Ambiguity and confusion can be avoided if one uses unit vector notation as an intermediate step and then remove them.
Assuming down as negative and up as positive
##\mathbf F_{\text{th.}}+\mathbf F_{\text{g}}=M\dfrac{\Delta \mathbf{v}}{\Delta t}.##
## F_{\text{th.}}~(\mathbf{\hat{y}})+(245,000~\text{N})~(-\mathbf{\hat{y}})=(25,000~\text{kg})\dfrac{0-(172~\text{m/s})(-\mathbf{\hat{y}}) }{(13~\text{s})}.##
## F_{\text{th.}}-(245,000~\text{N})=(25,000~\text{kg})\dfrac{(172~\text{m/s}) }{(13~\text{s})}.##
## F_{\text{th.}}=(245,000~\text{N})+(25,000~\text{kg})\dfrac{(172~\text{m/s}) }{(13~\text{s})}.##
Assuming up as negative and down as positive
##\mathbf F_{\text{th.}}+\mathbf F_{\text{g}}=M\dfrac{\Delta \mathbf{v}}{\Delta t}.##
## F_{\text{th.}}~(-\mathbf{\hat{y}})+(245,000~\text{N})~(\mathbf{\hat{y}})=(25,000~\text{kg})\dfrac{0-(172~\text{m/s})(\mathbf{\hat{y}}) }{(13~\text{s})}.##
## -F_{\text{th.}}+(245,000~\text{N})=-(25,000~\text{kg})\dfrac{(172~\text{m/s}) }{(13~\text{s})}.##
## F_{\text{th.}}=(245,000~\text{N})+(25,000~\text{kg})\dfrac{(172~\text{m/s}) }{(13~\text{s})}.##
@haruspex and I have been over this with 1d vectors several times in the past and (I think) we have agreed to disagree. When all vector directions are known, as is the case here, I favor expressing vectors in polar form, i.e. separate the magnitude, which is always positive, from the direction which can be positive or negative. Splitting the two is easier to explain to novices who are taught that vectors have magnitude (always positive) and direction. The danger here is that some students use false logic: magnitudes are always positive, a vector is a scalar times a direction, therefore a scalar is always positive.

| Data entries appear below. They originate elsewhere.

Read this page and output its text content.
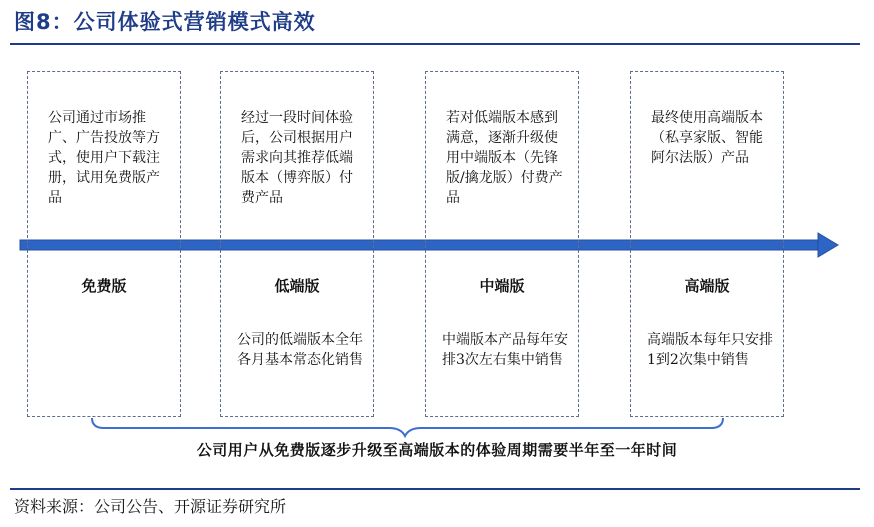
图8：公司体验式营销模式高效
公司通过市场推广、广告投放等方式，使用户下载注册，试用免费版产品
免费版
经过一段时间体验后，公司根据用户需求向其推荐低端版本（博弈版）付费产品
低端版
公司的低端版本全年各月基本常态化销售
若对低端版本感到满意，逐渐升级使用中端版本（先锋版/擒龙版）付费产品
中端版
中端版本产品每年安排3次左右集中销售
最终使用高端版本（私享家版、智能阿尔法版）产品
高端版
高端版本每年只安排1到2次集中销售
公司用户从免费版逐步升级至高端版本的体验周期需要半年至一年时间
资料来源：公司公告、开源证券研究所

If both the direction and magnitude of a vector are not known, then one can assume a direction and do the algebra to find the magnitude. If the magnitude turns out to be negative, then one must conclude that the direction is in the opposite direction of the one assumed. The idea is no different from what is taught as standard practice when using Kirchhoff's laws to analyze circuits: "Assume a direction for the current and if the current turns out negative, this means that it flows in the opposite direction."